Retirement is a time when all the dreams you've put off until the future finally have a chance of coming true. However, to realize those dreams, you have to have the financial resources necessary to achieve them. Making the most of your work is the ultimate key to the size of your nest egg, but there are also some other things you can do to stretch your retirement dollars further and open up new opportunities for income. Let's take a look at three of them.
Be a smart investor
The key decision that you'll need to make when you retire is how to position your investments for the rest of your life. Many retirees look to take away all stock market risk by getting out of stocks entirely, relying instead on bank CDs and other fixed-income investments to provide them with the income they need to cover basic living expenses.
There are several problems with that strategy. First, it doesn't give you the opportunity to grow your retirement nest egg.
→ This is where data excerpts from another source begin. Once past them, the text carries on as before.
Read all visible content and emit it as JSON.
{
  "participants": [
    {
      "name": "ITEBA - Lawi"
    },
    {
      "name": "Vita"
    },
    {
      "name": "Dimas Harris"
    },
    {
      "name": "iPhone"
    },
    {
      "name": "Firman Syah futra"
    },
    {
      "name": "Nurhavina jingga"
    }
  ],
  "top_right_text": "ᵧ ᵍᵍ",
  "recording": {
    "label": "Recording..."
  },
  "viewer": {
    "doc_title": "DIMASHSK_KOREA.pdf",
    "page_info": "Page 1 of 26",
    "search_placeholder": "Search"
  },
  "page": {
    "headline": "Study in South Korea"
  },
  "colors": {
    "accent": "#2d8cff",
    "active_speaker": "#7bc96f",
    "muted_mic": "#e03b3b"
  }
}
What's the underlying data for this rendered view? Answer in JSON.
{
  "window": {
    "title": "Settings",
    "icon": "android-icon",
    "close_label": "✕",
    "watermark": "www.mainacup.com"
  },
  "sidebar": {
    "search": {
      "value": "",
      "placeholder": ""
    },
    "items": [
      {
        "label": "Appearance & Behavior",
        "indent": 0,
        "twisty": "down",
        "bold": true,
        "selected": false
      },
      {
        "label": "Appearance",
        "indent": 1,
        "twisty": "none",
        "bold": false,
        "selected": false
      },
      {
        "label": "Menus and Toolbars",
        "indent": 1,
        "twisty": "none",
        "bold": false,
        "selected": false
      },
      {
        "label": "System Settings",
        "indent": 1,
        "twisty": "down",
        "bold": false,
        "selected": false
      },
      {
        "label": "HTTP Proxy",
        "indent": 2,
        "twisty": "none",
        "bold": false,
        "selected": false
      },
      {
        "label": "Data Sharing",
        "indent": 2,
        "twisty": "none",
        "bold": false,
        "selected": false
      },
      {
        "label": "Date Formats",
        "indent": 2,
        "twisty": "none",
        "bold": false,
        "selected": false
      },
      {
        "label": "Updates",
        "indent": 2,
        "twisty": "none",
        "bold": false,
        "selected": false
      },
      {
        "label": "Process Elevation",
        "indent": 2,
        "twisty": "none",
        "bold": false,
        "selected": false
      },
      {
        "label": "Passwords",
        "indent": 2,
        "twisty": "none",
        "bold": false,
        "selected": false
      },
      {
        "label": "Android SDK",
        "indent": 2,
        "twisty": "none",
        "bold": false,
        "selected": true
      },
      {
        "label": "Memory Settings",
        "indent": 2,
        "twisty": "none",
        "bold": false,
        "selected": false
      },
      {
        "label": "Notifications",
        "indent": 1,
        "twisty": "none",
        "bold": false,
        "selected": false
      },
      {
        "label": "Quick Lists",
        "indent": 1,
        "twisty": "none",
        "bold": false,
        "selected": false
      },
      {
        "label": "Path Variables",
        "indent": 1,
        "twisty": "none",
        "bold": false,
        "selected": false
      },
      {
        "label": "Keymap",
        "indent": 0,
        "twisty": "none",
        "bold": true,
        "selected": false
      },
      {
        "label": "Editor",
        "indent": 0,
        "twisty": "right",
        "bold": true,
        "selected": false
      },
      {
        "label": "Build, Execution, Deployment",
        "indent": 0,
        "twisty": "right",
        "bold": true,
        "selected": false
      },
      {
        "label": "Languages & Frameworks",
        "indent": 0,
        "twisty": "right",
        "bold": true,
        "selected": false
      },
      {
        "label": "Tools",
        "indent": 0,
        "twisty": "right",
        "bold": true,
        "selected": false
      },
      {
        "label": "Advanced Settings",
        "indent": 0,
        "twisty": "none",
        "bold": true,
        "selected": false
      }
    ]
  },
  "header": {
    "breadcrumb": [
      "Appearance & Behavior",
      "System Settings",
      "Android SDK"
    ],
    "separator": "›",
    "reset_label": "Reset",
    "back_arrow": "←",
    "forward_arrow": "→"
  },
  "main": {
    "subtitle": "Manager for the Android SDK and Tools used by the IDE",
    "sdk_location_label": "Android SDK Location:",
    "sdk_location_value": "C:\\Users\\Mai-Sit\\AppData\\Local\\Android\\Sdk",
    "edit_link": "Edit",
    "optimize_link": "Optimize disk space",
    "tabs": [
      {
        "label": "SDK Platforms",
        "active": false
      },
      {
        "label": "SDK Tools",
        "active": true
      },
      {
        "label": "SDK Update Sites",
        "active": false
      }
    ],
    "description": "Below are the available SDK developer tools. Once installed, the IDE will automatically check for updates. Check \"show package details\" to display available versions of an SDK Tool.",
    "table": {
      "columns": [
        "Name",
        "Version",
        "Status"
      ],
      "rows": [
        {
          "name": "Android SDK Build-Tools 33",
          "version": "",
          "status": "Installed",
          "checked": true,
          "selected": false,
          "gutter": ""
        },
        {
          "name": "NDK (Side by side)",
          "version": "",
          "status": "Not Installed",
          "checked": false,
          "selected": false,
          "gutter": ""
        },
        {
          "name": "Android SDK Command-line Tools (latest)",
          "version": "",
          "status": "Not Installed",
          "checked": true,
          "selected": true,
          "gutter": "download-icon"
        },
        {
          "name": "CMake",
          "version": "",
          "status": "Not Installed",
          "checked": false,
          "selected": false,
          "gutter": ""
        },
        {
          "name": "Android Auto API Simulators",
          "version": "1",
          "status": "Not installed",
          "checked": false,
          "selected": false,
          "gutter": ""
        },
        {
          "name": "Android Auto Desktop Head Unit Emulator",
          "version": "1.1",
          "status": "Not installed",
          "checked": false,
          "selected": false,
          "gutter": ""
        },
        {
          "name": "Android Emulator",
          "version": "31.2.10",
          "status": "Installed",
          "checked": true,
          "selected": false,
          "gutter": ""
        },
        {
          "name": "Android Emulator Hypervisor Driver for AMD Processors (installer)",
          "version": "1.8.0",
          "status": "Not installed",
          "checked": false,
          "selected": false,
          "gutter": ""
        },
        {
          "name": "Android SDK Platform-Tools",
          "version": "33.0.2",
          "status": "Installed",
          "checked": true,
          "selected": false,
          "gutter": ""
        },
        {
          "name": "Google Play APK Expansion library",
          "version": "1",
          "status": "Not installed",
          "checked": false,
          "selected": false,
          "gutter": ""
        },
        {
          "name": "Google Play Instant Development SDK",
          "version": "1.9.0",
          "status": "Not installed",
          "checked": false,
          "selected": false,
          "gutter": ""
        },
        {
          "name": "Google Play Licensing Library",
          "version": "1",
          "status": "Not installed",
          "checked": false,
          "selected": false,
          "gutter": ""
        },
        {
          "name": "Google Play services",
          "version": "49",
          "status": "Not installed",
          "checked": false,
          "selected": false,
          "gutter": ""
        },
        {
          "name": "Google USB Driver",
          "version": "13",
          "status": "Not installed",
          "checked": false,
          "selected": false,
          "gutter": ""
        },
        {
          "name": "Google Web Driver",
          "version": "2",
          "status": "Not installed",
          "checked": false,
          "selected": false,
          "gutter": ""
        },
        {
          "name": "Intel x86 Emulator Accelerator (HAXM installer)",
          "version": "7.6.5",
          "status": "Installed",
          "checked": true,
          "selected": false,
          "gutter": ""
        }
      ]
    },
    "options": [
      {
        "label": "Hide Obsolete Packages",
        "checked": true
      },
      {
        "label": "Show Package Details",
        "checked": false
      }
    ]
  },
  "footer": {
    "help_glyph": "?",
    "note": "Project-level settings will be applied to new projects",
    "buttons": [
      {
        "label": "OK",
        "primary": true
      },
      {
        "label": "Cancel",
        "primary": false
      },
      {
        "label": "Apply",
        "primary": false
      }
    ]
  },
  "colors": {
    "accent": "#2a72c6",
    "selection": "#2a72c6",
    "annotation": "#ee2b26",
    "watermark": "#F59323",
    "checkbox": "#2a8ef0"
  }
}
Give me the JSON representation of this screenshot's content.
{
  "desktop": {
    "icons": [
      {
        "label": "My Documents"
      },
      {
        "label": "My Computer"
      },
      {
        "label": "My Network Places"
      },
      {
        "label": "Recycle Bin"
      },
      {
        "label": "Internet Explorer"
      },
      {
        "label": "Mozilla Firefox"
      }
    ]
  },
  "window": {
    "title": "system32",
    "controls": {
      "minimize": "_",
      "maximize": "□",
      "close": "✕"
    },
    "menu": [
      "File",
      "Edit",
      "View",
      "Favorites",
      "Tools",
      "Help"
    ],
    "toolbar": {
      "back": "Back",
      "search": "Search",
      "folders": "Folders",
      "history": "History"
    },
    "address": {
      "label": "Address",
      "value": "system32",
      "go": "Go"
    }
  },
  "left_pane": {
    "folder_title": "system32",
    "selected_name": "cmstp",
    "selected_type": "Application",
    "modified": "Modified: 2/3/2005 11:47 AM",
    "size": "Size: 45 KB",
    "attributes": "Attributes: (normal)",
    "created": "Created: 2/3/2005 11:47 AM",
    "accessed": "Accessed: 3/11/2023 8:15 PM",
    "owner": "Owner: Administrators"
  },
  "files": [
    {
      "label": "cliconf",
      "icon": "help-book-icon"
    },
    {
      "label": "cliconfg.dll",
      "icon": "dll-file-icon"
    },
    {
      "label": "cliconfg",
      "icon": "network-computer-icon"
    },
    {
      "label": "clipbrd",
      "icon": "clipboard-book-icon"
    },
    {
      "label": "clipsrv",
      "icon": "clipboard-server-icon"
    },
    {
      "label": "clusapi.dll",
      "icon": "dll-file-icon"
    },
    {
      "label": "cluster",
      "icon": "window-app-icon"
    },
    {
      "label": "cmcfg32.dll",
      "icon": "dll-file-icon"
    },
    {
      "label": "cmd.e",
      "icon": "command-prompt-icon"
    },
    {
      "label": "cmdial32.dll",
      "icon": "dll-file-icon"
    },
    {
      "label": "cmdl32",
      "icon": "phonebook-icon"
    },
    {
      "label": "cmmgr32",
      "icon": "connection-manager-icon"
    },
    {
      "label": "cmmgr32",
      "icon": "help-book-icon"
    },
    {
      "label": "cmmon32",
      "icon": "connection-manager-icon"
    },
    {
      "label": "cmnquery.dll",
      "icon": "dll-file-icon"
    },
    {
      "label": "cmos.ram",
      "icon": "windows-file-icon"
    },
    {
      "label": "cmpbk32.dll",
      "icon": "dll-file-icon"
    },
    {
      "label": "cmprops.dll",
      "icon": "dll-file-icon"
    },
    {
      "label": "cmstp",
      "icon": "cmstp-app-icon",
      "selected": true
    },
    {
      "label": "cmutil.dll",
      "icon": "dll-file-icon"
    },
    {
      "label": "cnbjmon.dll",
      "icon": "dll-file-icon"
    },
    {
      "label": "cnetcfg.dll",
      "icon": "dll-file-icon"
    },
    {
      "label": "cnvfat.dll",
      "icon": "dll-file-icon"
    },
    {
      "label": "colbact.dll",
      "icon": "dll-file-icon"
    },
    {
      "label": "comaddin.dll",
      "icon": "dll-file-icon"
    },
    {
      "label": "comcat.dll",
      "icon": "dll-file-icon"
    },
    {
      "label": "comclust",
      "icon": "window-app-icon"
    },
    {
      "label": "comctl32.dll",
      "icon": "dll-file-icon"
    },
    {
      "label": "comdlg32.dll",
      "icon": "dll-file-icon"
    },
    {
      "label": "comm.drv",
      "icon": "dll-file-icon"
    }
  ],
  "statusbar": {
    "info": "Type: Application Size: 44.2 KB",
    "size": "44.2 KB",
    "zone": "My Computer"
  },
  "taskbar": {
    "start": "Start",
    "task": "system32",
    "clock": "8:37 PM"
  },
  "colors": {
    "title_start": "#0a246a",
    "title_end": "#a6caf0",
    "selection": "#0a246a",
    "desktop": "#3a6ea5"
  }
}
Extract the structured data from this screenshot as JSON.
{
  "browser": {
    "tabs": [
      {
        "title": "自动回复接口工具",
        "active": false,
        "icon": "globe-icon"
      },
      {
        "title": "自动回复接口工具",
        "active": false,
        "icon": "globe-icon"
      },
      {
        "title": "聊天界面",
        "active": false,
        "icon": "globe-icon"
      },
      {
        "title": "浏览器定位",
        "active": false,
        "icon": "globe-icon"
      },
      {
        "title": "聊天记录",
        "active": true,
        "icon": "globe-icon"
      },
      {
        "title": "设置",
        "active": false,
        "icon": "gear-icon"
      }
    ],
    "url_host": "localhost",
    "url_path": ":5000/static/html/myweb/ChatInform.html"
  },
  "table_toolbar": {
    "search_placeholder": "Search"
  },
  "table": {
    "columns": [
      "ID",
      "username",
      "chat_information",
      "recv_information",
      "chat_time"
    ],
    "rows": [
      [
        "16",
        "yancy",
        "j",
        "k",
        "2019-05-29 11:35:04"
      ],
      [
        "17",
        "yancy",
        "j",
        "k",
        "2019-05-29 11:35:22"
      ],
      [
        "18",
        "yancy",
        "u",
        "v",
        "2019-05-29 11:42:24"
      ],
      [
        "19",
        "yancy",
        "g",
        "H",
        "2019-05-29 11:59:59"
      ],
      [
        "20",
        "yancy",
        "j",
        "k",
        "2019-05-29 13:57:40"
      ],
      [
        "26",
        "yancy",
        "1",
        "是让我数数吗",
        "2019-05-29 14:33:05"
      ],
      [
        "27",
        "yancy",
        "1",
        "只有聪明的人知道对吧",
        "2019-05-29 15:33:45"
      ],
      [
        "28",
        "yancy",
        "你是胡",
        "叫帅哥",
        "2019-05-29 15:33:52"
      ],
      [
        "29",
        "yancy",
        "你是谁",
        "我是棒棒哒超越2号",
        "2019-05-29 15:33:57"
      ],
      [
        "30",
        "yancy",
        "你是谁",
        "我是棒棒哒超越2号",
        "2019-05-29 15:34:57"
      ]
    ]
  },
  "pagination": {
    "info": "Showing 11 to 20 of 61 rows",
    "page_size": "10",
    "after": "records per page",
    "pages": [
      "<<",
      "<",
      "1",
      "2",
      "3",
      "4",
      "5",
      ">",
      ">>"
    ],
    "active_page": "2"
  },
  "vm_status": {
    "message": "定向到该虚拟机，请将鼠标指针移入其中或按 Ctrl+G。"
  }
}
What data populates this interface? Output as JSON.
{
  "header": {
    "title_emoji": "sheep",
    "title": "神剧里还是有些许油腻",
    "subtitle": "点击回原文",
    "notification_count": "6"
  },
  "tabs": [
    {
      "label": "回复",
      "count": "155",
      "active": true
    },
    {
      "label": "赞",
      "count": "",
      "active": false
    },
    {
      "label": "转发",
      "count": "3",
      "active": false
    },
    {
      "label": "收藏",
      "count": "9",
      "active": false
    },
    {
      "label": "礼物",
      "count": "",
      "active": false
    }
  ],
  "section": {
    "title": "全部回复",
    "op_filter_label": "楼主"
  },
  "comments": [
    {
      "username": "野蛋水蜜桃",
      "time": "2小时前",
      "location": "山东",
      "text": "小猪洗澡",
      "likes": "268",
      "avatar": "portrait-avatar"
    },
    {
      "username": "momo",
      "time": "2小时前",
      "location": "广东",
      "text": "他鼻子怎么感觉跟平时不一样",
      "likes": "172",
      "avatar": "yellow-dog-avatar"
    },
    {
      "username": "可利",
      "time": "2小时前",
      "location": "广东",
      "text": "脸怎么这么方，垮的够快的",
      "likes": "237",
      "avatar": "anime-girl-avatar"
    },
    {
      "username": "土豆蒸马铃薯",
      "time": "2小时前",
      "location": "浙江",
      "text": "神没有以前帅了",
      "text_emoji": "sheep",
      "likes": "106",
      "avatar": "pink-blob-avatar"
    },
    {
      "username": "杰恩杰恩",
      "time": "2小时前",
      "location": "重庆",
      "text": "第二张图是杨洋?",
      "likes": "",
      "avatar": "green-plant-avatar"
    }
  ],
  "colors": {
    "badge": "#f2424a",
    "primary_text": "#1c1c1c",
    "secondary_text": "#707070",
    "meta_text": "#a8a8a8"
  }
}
Second, with interest rates as low as they are currently, most retirees have found that they have to eat into principal more quickly than they had anticipated because the income their investments generate is insufficient to meet their needs. And finally, for those who want to leave behind a legacy for their loved ones, it's hard for an investment portfolio to withstand the need for constant withdrawals and a lack of opportunities for price appreciation.
Adding too much risk to your portfolio doesn't make sense in retirement, but neither does have no risk at all. The right balance will make your money go much further.
Make the most of Social Security
The other financial resource that nearly all Americans have in retirement in Social Security. First available at 62, you have the ability to choose when you start taking benefits, and your monthly payment will differ depending on your chosen start date. Decide to take your benefits at your first available opportunity, and you'll get $0.75 on the dollar for your calculated primary insurance amount. Take benefits at full retirement age, which is currently 66, and you'll get your full primary insurance amount. Wait until 70, and you'll get $1.32 on the dollar because of delayed retirement credits.
The later you wait, the higher your monthly payment will be, but that comes at the expense of having to give up those early payments entirely. The right decision will depend on your personal circumstances, but being mindful of the many factors involved will help you make a choice that produces the biggest supplement to your retirement income at the time when it's most important to you.
Look at a reverse mortgage
Many retirees find that they have huge amounts of equity in their homes but no convenient way to tap into it. The most obvious thing to do is to sell your home, but that's not something that every retiree will be comfortable doing. For those who want to stay in their homes, a reverse mortgage can let you tap into equity efficiently and predictably.
Reverse mortgages can be structured to provide either a fixed stream of income or access to a line of credit that you can draw on at will. You won't have to pay back the loan until you leave your home, and if the amount outstanding on the loan exceeds the proceeds from the sale, then the retiree borrower won't be on the hook for the difference. Fees can be substantial, but for many, the certainty of the reverse mortgage framework is worth the hassle and expense.
Coming up with retiree income is hard, but these three methods can get you more money you can use in retirement. Take a closer look and see which mix of these ideas will work best for your situation.